Nel 2006/2007 c’è stato l’attacco, per interposta Etiopia, alla Somalia dove le Corti Islamiche (una sorta di talebani africani) avevano sconfitto i ‘signori della guerra’ locali e come in Afghanistan riportato l’ordine e la legge, sia pur una dura legge, in quel Paese. Ma le Corti non erano democratiche. Dovevano essere eliminate. Ora la Somalia è in piena guerra civile.

Nel 2011 c’è stato l’attacco alla Libia del dittatore Gheddafi, con cui avevamo fornicato fino al giorno prima. Ma bisognava portare la democrazia anche in quel Paese. E adesso la Libia è nel caos più totale.

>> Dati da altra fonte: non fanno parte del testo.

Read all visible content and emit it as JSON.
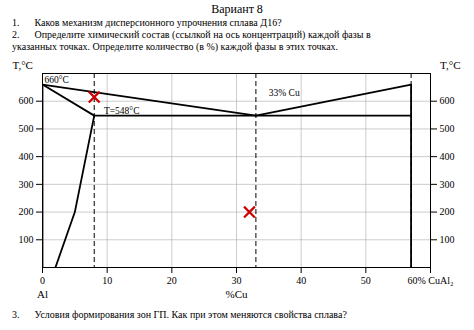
{
  "chart_data": {
    "type": "line",
    "title": "Вариант 8",
    "subtitle": [
      "1.      Каков механизм дисперсионного упрочнения сплава Д16?",
      "2.      Определите химический состав (ссылкой на ось концентраций) каждой фазы в",
      "указанных точках. Определите количество (в %) каждой фазы в этих точках."
    ],
    "caption": "3.      Условия формирования зон ГП. Как при этом меняются свойства сплава?",
    "xlabel": "%Cu",
    "ylabel": "T,°C",
    "y2label": "T,°C",
    "xlim": [
      0,
      60
    ],
    "ylim": [
      0,
      700
    ],
    "y2lim": [
      0,
      700
    ],
    "xticks": [
      0,
      10,
      20,
      30,
      40,
      50,
      {
        "value": 60,
        "label": "60% CuAl₂"
      }
    ],
    "yticks": [
      100,
      200,
      300,
      400,
      500,
      600
    ],
    "y2ticks": [
      100,
      200,
      300,
      400,
      500,
      600
    ],
    "grid": true,
    "series": [
      {
        "type": "line",
        "color": "#000000",
        "x": [
          0,
          33
        ],
        "y": [
          660,
          548
        ]
      },
      {
        "type": "line",
        "color": "#000000",
        "x": [
          33,
          57
        ],
        "y": [
          548,
          660
        ]
      },
      {
        "type": "line",
        "color": "#000000",
        "x": [
          0,
          8
        ],
        "y": [
          660,
          548
        ]
      },
      {
        "type": "line",
        "color": "#000000",
        "x": [
          8,
          5,
          2
        ],
        "y": [
          548,
          200,
          0
        ]
      },
      {
        "type": "line",
        "color": "#000000",
        "x": [
          8,
          57
        ],
        "y": [
          548,
          548
        ]
      },
      {
        "type": "line",
        "color": "#000000",
        "x": [
          57,
          57
        ],
        "y": [
          0,
          660
        ]
      },
      {
        "type": "line",
        "color": "#000000",
        "x": [
          0,
          0
        ],
        "y": [
          0,
          660
        ]
      },
      {
        "type": "rule",
        "color": "#000000",
        "line_style": "dashed",
        "x": [
          8,
          33,
          57
        ]
      },
      {
        "type": "scatter",
        "color": "#cc0000",
        "marker": "x",
        "x": [
          8,
          32
        ],
        "y": [
          615,
          200
        ]
      }
    ],
    "annotations": [
      {
        "text": "660°C",
        "x": 0.3,
        "y": 665
      },
      {
        "text": "T=548°C",
        "x": 9.5,
        "y": 553
      },
      {
        "text": "33% Cu",
        "x": 35,
        "y": 618
      },
      {
        "text": "Al",
        "x": 0
      }
    ]
  }
}
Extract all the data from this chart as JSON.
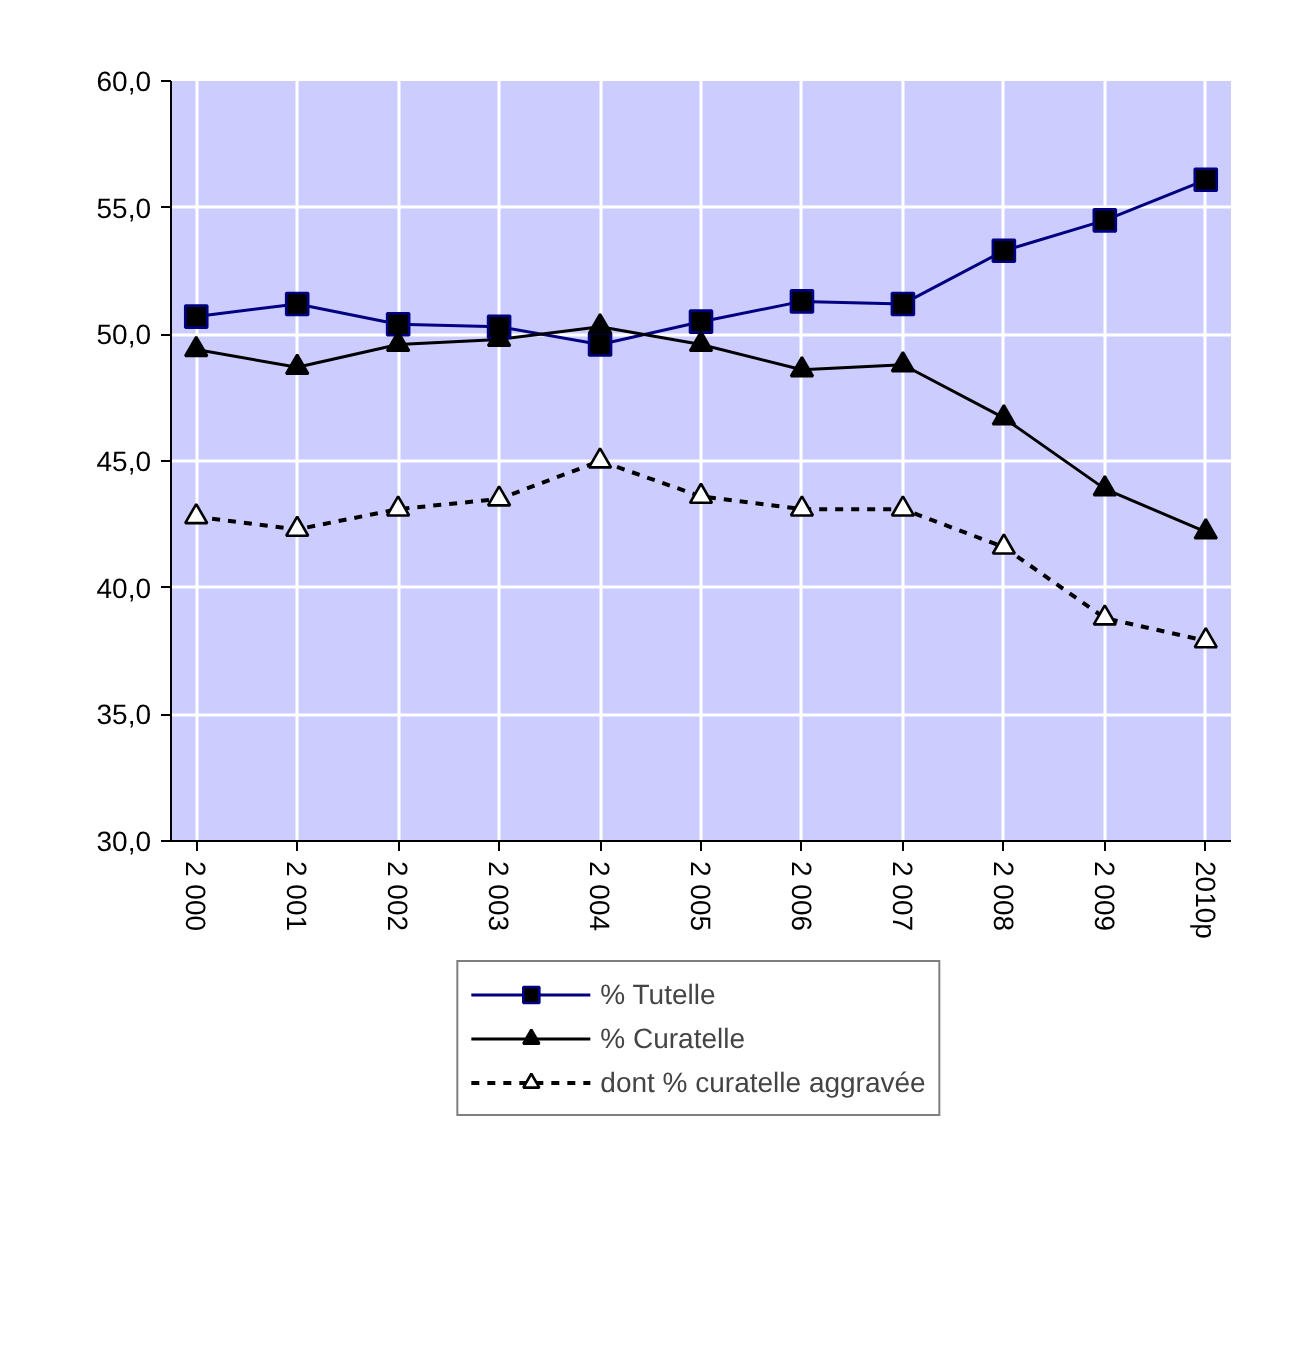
{
  "chart_data": {
    "type": "line",
    "categories": [
      "2 000",
      "2 001",
      "2 002",
      "2 003",
      "2 004",
      "2 005",
      "2 006",
      "2 007",
      "2 008",
      "2 009",
      "2010p"
    ],
    "ylim": [
      30,
      60
    ],
    "yticks": [
      {
        "value": 30,
        "label": "30,0"
      },
      {
        "value": 35,
        "label": "35,0"
      },
      {
        "value": 40,
        "label": "40,0"
      },
      {
        "value": 45,
        "label": "45,0"
      },
      {
        "value": 50,
        "label": "50,0"
      },
      {
        "value": 55,
        "label": "55,0"
      },
      {
        "value": 60,
        "label": "60,0"
      }
    ],
    "grid": true,
    "legend": "bottom",
    "series": [
      {
        "name": "% Tutelle",
        "color": "#000080",
        "marker": "square",
        "line_style": "solid",
        "values": [
          50.7,
          51.2,
          50.4,
          50.3,
          49.6,
          50.5,
          51.3,
          51.2,
          53.3,
          54.5,
          56.1
        ]
      },
      {
        "name": "% Curatelle",
        "color": "#000000",
        "marker": "triangle",
        "line_style": "solid",
        "values": [
          49.4,
          48.7,
          49.6,
          49.8,
          50.3,
          49.6,
          48.6,
          48.8,
          46.7,
          43.9,
          42.2
        ]
      },
      {
        "name": "dont % curatelle aggravée",
        "color": "#000000",
        "marker": "triangle",
        "line_style": "dotted",
        "values": [
          42.8,
          42.3,
          43.1,
          43.5,
          45.0,
          43.6,
          43.1,
          43.1,
          41.6,
          38.8,
          37.9
        ]
      }
    ]
  }
}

Il fatto è che l’Occidente democratico dopo aver sconfitto i totalitarismi del Novecento è diventato a sua volta totalitario e pretende di esportare i propri valori, la propria ‘way of life’ e soprattutto il proprio modello economico in tutto l’universo mondo. E’ quello che in un libro fortunato, ho chiamato ‘Il vizio oscuro dell’Occidente’. Ed è proprio questa pretesa di omologazione universale, questa pressione ossessiva, militare, economica, ideologica, culturale (la donna musulmana deve assimilarsi a quella occidentale, eccetera) che evoca un radicalismo islamico che reagisce con un ideologismo altrettanto totalitario. Anche un musulmano moderato a furia di sentirsi incalzato dall’Occidente diventa un estremista.

In quanto alla maestrina Merlo, grande esperto di geopolitica benché non si sia mai letto un suo reportage dall’estero, vorrei che ci spiegasse perché definire i curdi, gli sciiti e i sunniti tre comunità profondamente diverse fra loro sia un ‘errore da matita blu’. Attendiamo ulteriori lezioni.